This invention relates to a valve for use in industrial gas process sYstems, and, in particular, to a main steam stop valve by-pass valve for steam turbine applications.
In the operation of steam turbines in commercial power plants, stop valve by-pass valves (SVBV) play an important role in turbine start-up. During start-up, the gas stream is throttled and controlled at the SVBV only. As a result, start-up and initial loading of the steam turbine may be accomplished with all control valves wide open, resulting in uniform steam flow and warming to all turbine shell passages. The SVBV itself is typically mounted inside a larger master valve assembly, such as a stop valve assembly, wherein the SVBV functions as the valve disc. For purposes of illustration, the discussion which follows will focus on the use of an SVBV in a stop valve assembly. The SVBV performs its by-pass function when the stop valve is closed. Thus, the SVBV, as its name implies, functions as a valve within a valve.
Typically, an SVBV is comprised of a number of components, the largest of which is the stop valve disc. The master valve disc is that part of the SVBV which seats in the stop valve assembly, and includes the outlet ports of the SVBV. Inside the SVBV, a by-pass disc is mounted on a stem which is slidably inserted in the center of the master valve disc, and functions to open or close the SVBV. A valve cap with inlet ports is mounted on the top of the stop valve disc. When the by-pass disc is moved down to seat in a first position in the stop valve disc, the steam flow is restricted or stopped. As the by-pass disc is moved upward, an annulus is created between the by-pass disc and the stop valve disc and steam flows through the SVBV. At a point maximum upward travel, the by-pass disc seats in a second position in the valve cap, and the steam annulus within the stop valve disc is wide open to the inlet and outlet ports. Thus, steam or gas flows freely through the inlet ports and annulus to the outlet ports in the stop valve disc. U.S. Pat. No. 3,013,767 is typical of such components present in prior art valve assemblies.

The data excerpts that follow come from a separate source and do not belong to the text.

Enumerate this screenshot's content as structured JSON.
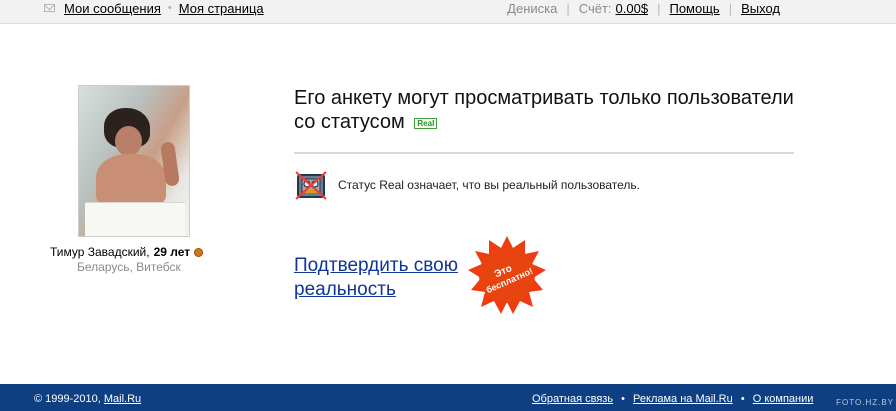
{
  "topbar": {
    "messages": "Мои сообщения",
    "my_page": "Моя страница",
    "username": "Дениска",
    "account_label": "Счёт:",
    "account_value": "0.00$",
    "help": "Помощь",
    "logout": "Выход"
  },
  "profile": {
    "name": "Тимур Завадский,",
    "age": "29 лет",
    "location": "Беларусь, Витебск"
  },
  "content": {
    "headline": "Его анкету могут просматривать только пользователи со статусом",
    "badge": "Real",
    "status_desc": "Статус Real означает, что вы реальный пользователь.",
    "confirm_link": "Подтвердить свою реальность",
    "seal_text_1": "Это",
    "seal_text_2": "бесплатно!"
  },
  "footer": {
    "copyright": "© 1999-2010,",
    "site": "Mail.Ru",
    "feedback": "Обратная связь",
    "ads": "Реклама на Mail.Ru",
    "about": "О компании",
    "watermark": "FOTO.HZ.BY"
  },
  "colors": {
    "link": "#0f3597",
    "footer": "#0d3f82",
    "badge": "#289028",
    "seal": "#ef3b12"
  },
  "icons": [
    "mail-icon",
    "robot-status-icon",
    "status-icon-small"
  ]
}
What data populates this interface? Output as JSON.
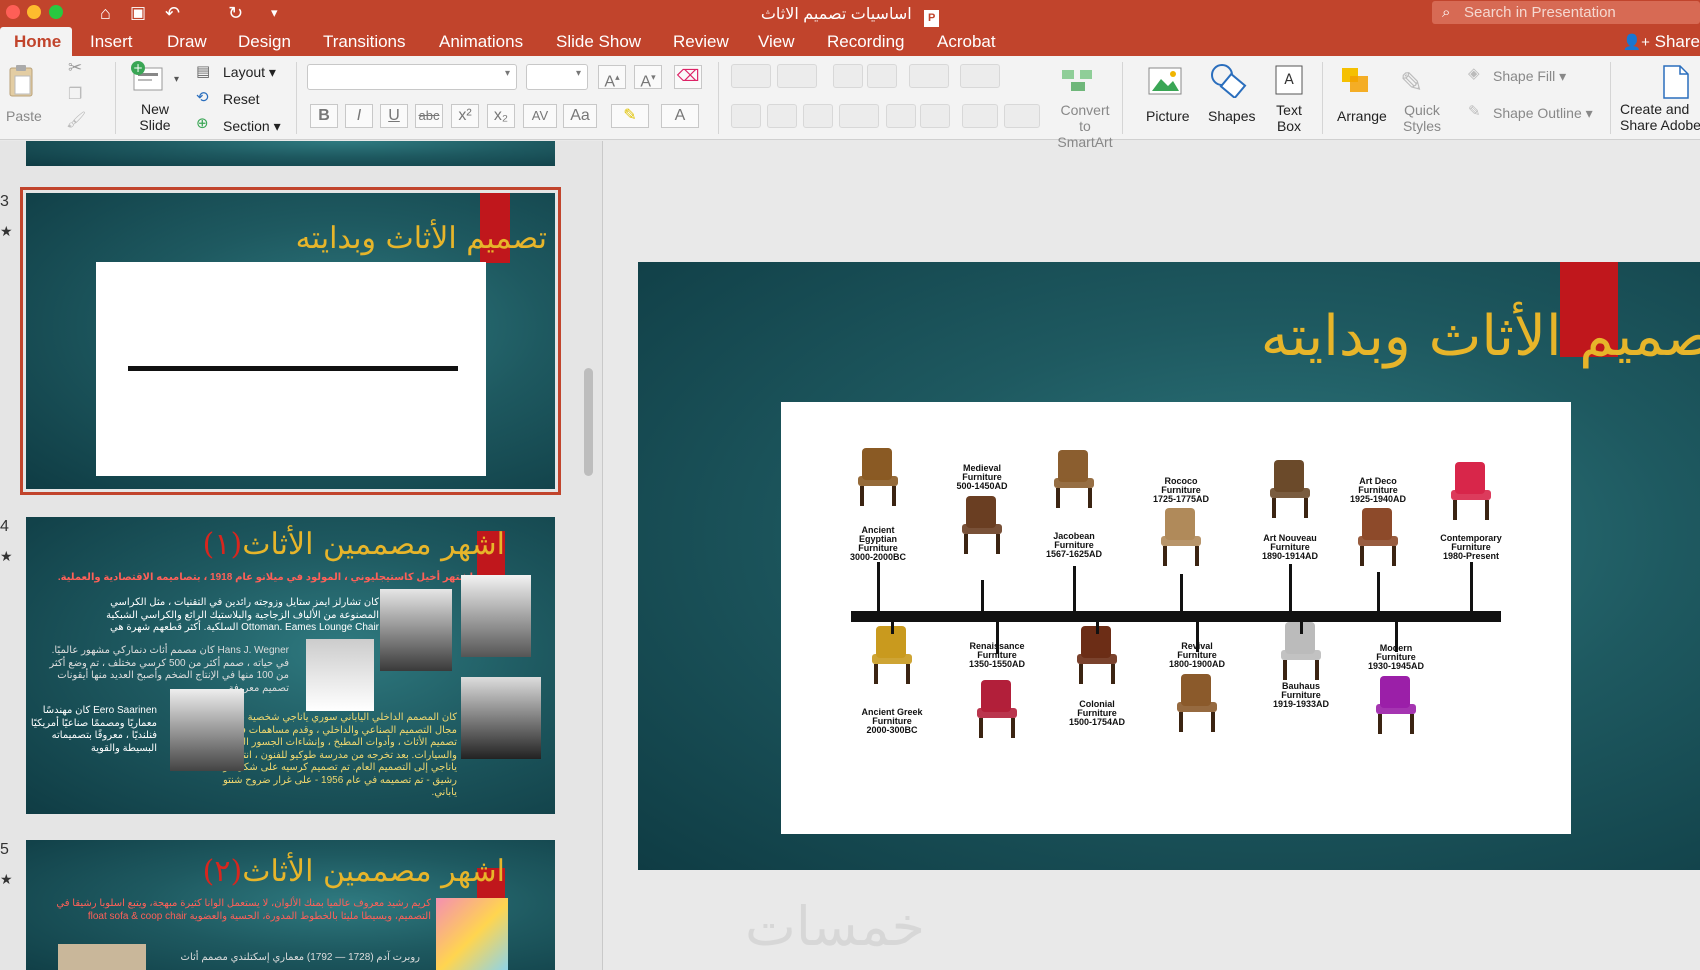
{
  "window": {
    "doc_title": "اساسيات تصميم الاثاث",
    "search_placeholder": "Search in Presentation"
  },
  "tabs": [
    "Home",
    "Insert",
    "Draw",
    "Design",
    "Transitions",
    "Animations",
    "Slide Show",
    "Review",
    "View",
    "Recording",
    "Acrobat"
  ],
  "share_label": "Share",
  "ribbon": {
    "paste": "Paste",
    "new_slide": "New Slide",
    "layout": "Layout",
    "reset": "Reset",
    "section": "Section",
    "convert": "Convert to SmartArt",
    "picture": "Picture",
    "shapes": "Shapes",
    "text_box": "Text Box",
    "arrange": "Arrange",
    "quick_styles": "Quick Styles",
    "shape_fill": "Shape Fill",
    "shape_outline": "Shape Outline",
    "create_pdf": "Create and Share Adobe PDF"
  },
  "slides": {
    "s3": {
      "num": "3",
      "title": "تصميم الأثاث وبدايته"
    },
    "s4": {
      "num": "4",
      "title": "اشهر مصممين الأثاث",
      "title_num": "(١)",
      "line1": "اشتهر أخيل كاستيجليوني ، المولود في ميلانو عام 1918 ، بتصاميمه الاقتصادية والعملية.",
      "p1a": "كان تشارلز ايمز ستايل وزوجته رائدين في التقنيات ، مثل الكراسي",
      "p1b": "المصنوعة من الألياف الزجاجية والبلاستيك الرائع والكراسي الشبكية",
      "p1c": "Ottoman. Eames Lounge Chair السلكية. أكثر قطعهم شهرة هي",
      "p2a": "Hans J. Wegner كان مصمم أثاث دنماركي مشهور عالميًا.",
      "p2b": "في حياته ، صمم أكثر من 500 كرسي مختلف ، تم وضع أكثر",
      "p2c": "من 100 منها في الإنتاج الضخم وأصبح العديد منها أيقونات",
      "p2d": "تصميم معروفة.",
      "p3a": "Eero Saarinen كان مهندسًا",
      "p3b": "معماريًا ومصممًا صناعيًا أمريكيًا",
      "p3c": "فنلنديًا ، معروفًا بتصميماته",
      "p3d": "البسيطة والقوية",
      "p4a": "كان المصمم الداخلي الياباني سوري ياناجي شخصية بارزة في",
      "p4b": "مجال التصميم الصناعي والداخلي ، وقدم مساهمات في",
      "p4c": "تصميم الأثاث ، وأدوات المطبخ ، وإنشاءات الجسور الثقيلة",
      "p4d": "والسيارات. بعد تخرجه من مدرسة طوكيو للفنون ، انتقل",
      "p4e": "ياناجي إلى التصميم العام. تم تصميم كرسيه على شكل فراشة",
      "p4f": "رشيق - تم تصميمه في عام 1956 - على غرار ضروح شنتو",
      "p4g": "ياباني."
    },
    "s5": {
      "num": "5",
      "title": "اشهر مصممين الأثاث",
      "title_num": "(٢)",
      "line1": "كريم رشيد معروف عالميا بمنك الألوان، لا يستعمل الوانا كثيرة مبهجة، ويتبع اسلوبا رشيقا في",
      "line2": "التصميم، ويسيطا مليئا بالخطوط المدورة، الحسية والعضوية float sofa & coop chair",
      "line3": "روبرت آدم (1728 — 1792) معماري إسكتلندي مصمم أثاث"
    }
  },
  "main_slide_title": "تصميم الأثاث وبدايته",
  "timeline": {
    "top": [
      {
        "name": "Ancient Egyptian Furniture",
        "dates": "3000-2000BC"
      },
      {
        "name": "Medieval Furniture",
        "dates": "500-1450AD"
      },
      {
        "name": "Jacobean Furniture",
        "dates": "1567-1625AD"
      },
      {
        "name": "Rococo Furniture",
        "dates": "1725-1775AD"
      },
      {
        "name": "Art Nouveau Furniture",
        "dates": "1890-1914AD"
      },
      {
        "name": "Art Deco Furniture",
        "dates": "1925-1940AD"
      },
      {
        "name": "Contemporary Furniture",
        "dates": "1980-Present"
      }
    ],
    "bottom": [
      {
        "name": "Ancient Greek Furniture",
        "dates": "2000-300BC"
      },
      {
        "name": "Renaissance Furniture",
        "dates": "1350-1550AD"
      },
      {
        "name": "Colonial Furniture",
        "dates": "1500-1754AD"
      },
      {
        "name": "Revival Furniture",
        "dates": "1800-1900AD"
      },
      {
        "name": "Bauhaus Furniture",
        "dates": "1919-1933AD"
      },
      {
        "name": "Modern Furniture",
        "dates": "1930-1945AD"
      }
    ]
  },
  "watermark": "خمسات"
}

Problems arise in the operation of steam turbines, as in the operation of other industrial gas process systems, when solid particles carried by the gas stream impinge upon and erode pipes, valves and other process equipment. In particular, steam carries microscopic oxide particles that spall from high temperature boiler tubes, steam headers, and steam piping. High velocity flow and changes of direction cause the particles to impact on stationary nozzles, rotating blades, and valve surfaces, causing erosion. The rate of solid particle erosion is dependent in part on the size, velocity and angle of impact of solid particles, and on the number and duration of turbine start-ups. The central role of the SVBV in turbine start-up subjects the by-pass disc to significant erosion, requiring its replacement at regular intervals to avoid disc failure and forced outages. Solid particle erosion is a long-standing, industry-wide problem with significant economic impact upon operation and maintenance costs, as well as availability and performance, of the nation's power plants.
Thus, reduction or elimination of solid particle erosion of SVBVs in steam turbine applications, as well as in similarly demanding industrial gas process environments, is desirable to decrease operation and maintenance costs and improve system performance.